Clinical Image Processing Service, Radiology and Imaging Sciences, NIH Clinical Center, Bethesda, Maryland 20892.
Med Phys. 2013 Oct;40(10):103501. doi: 10.1118/1.4819936.
Myocardial extracellular volume fraction (ECVF) is a surrogate imaging biomarker of diffuse myocardial fibrosis, a hallmark of pathologic ventricular remodeling. Low dose cardiac CT is emerging as a promising modality to detect diffuse interstitial myocardial fibrosis due to its fast acquisition and low radiation; however, the insufficient contrast in the low dose CT images poses great challenge to measure ECVF from the image.
To deal with this difficulty, the authors present a complete ECVF measurement framework including a point-guided myocardial modeling, a deformable model-based myocardium segmentation, nonrigid registration of pre- and post-CT, and ECVF calculation.
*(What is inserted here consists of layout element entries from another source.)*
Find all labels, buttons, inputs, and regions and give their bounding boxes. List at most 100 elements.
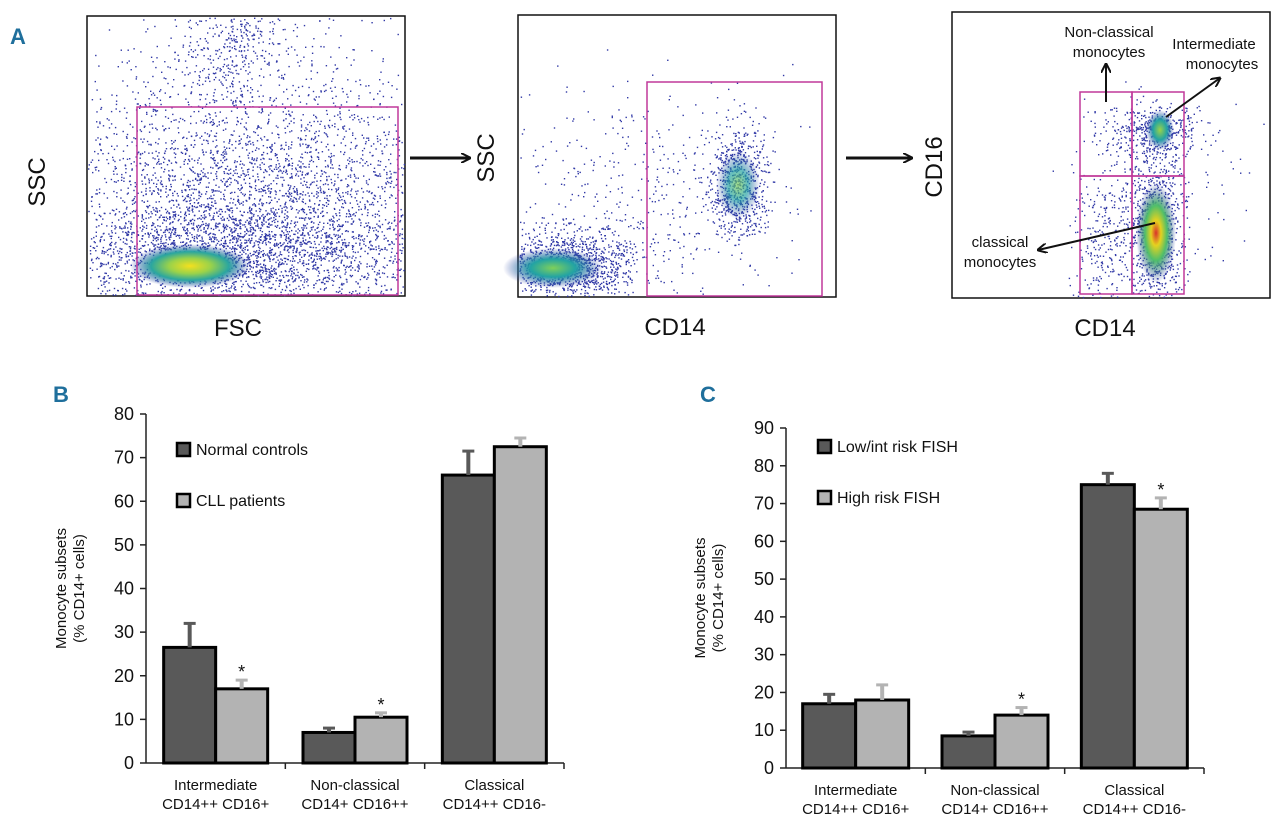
flow-dot [277,133,279,135]
flow-dot [262,219,265,221]
flow-dot [295,287,297,290]
flow-dot [132,231,134,234]
flow-dot [257,223,259,225]
flow-dot [367,289,370,292]
flow-dot [150,232,152,235]
flow-dot [181,189,183,192]
flow-dot [198,190,200,193]
flow-dot [348,109,350,111]
flow-dot [189,180,191,183]
flow-dot [326,179,328,182]
flow-dot [298,95,300,97]
flow-dot [141,200,143,202]
flow-dot [143,138,145,140]
flow-dot [154,172,156,174]
flow-dot [282,77,284,79]
flow-dot [255,219,257,221]
flow-dot [307,232,309,234]
flow-dot [216,239,218,241]
flow-dot [224,153,226,155]
flow-dot [264,60,266,63]
flow-dot [261,100,263,103]
flow-dot [283,216,286,219]
flow-dot [295,167,297,169]
flow-dot [209,80,211,83]
flow-dot [128,259,130,261]
flow-dot [216,171,218,173]
flow-dot [246,239,248,242]
flow-dot [97,137,99,139]
flow-dot [323,171,326,173]
flow-dot [330,56,332,58]
flow-dot [239,176,241,178]
flow-dot [145,211,148,214]
flow-dot [361,239,364,241]
flow-dot [204,173,206,175]
flow-dot [278,136,280,139]
flow-dot [196,173,199,175]
flow-dot [209,134,211,136]
flow-dot [269,31,271,33]
flow-dot [259,210,261,213]
flow-dot [174,147,177,150]
flow-dot [574,234,576,237]
flow-dot [166,196,168,198]
flow-dot [338,266,340,269]
flow-dot [163,161,165,164]
flow-dot [237,121,239,123]
flow-dot [387,133,390,136]
flow-dot [316,156,319,158]
flow-dot [222,193,225,196]
flow-dot [244,175,246,177]
flow-dot [317,291,319,293]
flow-dot [243,46,246,48]
flow-dot [323,132,326,134]
flow-dot [381,152,384,155]
flow-dot [257,244,260,246]
flow-dot [171,107,173,109]
flow-dot [277,126,279,129]
flow-dot [172,292,175,294]
flow-dot [301,157,304,159]
flow-dot [256,255,259,257]
flow-dot [238,135,241,137]
flow-dot [284,213,286,215]
flow-dot [134,201,137,203]
flow-dot [204,38,206,40]
flow-dot [262,41,264,43]
flow-dot [336,246,338,249]
flow-dot [275,244,278,246]
flow-dot [227,74,229,76]
flow-dot [303,166,305,168]
flow-dot [141,180,143,182]
flow-dot [240,191,242,194]
flow-dot [242,204,244,206]
flow-dot [307,263,310,265]
flow-dot [115,294,117,296]
flow-dot [225,153,228,155]
flow-dot [292,199,294,201]
flow-dot [313,38,315,40]
flow-dot [125,168,127,170]
flow-dot [214,112,217,114]
flow-dot [278,19,281,22]
flow-dot [386,180,389,183]
flow-dot [313,114,315,116]
flow-dot [375,239,377,241]
flow-dot [333,270,335,272]
flow-dot [294,279,296,281]
flow-dot [254,198,256,200]
flow-dot [208,182,210,184]
flow-dot [110,237,112,240]
flow-dot [314,236,316,239]
flow-dot [213,179,215,181]
flow-dot [344,201,346,203]
flow-dot [604,238,607,240]
flow-dot [160,196,162,198]
flow-dot [339,225,341,227]
flow-dot [119,238,122,241]
flow-dot [95,250,97,252]
flow-dot [269,168,271,170]
flow-dot [254,52,257,54]
flow-dot [243,86,245,88]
The proposed method was evaluated on 20 patients by two observers. Compared to the manually delineated reference segmentations, the accuracy of our segmentation in terms of true positive volume fraction (TPVF), false positive volume fraction (FPVF), and average surface distance (ASD), were 92.18% ± 3.52%, 0.31% ± 0.10%, 0.69 ± 0.14 mm, respectively. The interobserver variability measured by concordance correlation coefficient regarding TPVF, FPVF, and ASD were 0.95, 0.90, 0.94, respectively, demonstrating excellent agreement. Bland-Altman method showed 95% limits of agreement between ECVF at CT and ECVF at MR.
The proposed framework demonstrates its efficiency, accuracy, and noninvasiveness in ECVF measurement and dramatically advances the ECVF at cardiac CT toward its clinical use.
心肌细胞外容积分数(ECVF)是弥漫性心肌纤维化的替代成像生物标志物,也是病理性心室重构的标志。低剂量心脏 CT 由于其快速采集和低辐射而成为检测弥漫性间质心肌纤维化的一种很有前途的方法;然而,低剂量 CT 图像对比度不足,这对从图像中测量 ECVF 提出了很大的挑战。
为了解决这个难题,作者提出了一个完整的 ECVF 测量框架,包括点引导的心肌建模、基于可变形模型的心肌分割、CT 前后的非刚性配准以及 ECVF 计算。
该方法在 20 名患者中由两名观察者进行了评估。与手动勾画的参考分割相比,我们的分割在真阳性容积分数(TPVF)、假阳性容积分数(FPVF)和平均表面距离(ASD)方面的准确性分别为 92.18%±3.52%、0.31%±0.10%、0.69±0.14mm。观察者间一致性相关系数(CC)在 TPVF、FPVF 和 ASD 方面的可变性分别为 0.95、0.90、0.94,显示出极好的一致性。Bland-Altman 方法显示 CT 时 ECVF 和 MR 时 ECVF 之间的 95%一致性界限。
该框架在 ECVF 测量中表现出高效、准确和非侵入性,并极大地推进了心脏 CT 的 ECVF 向临床应用的发展。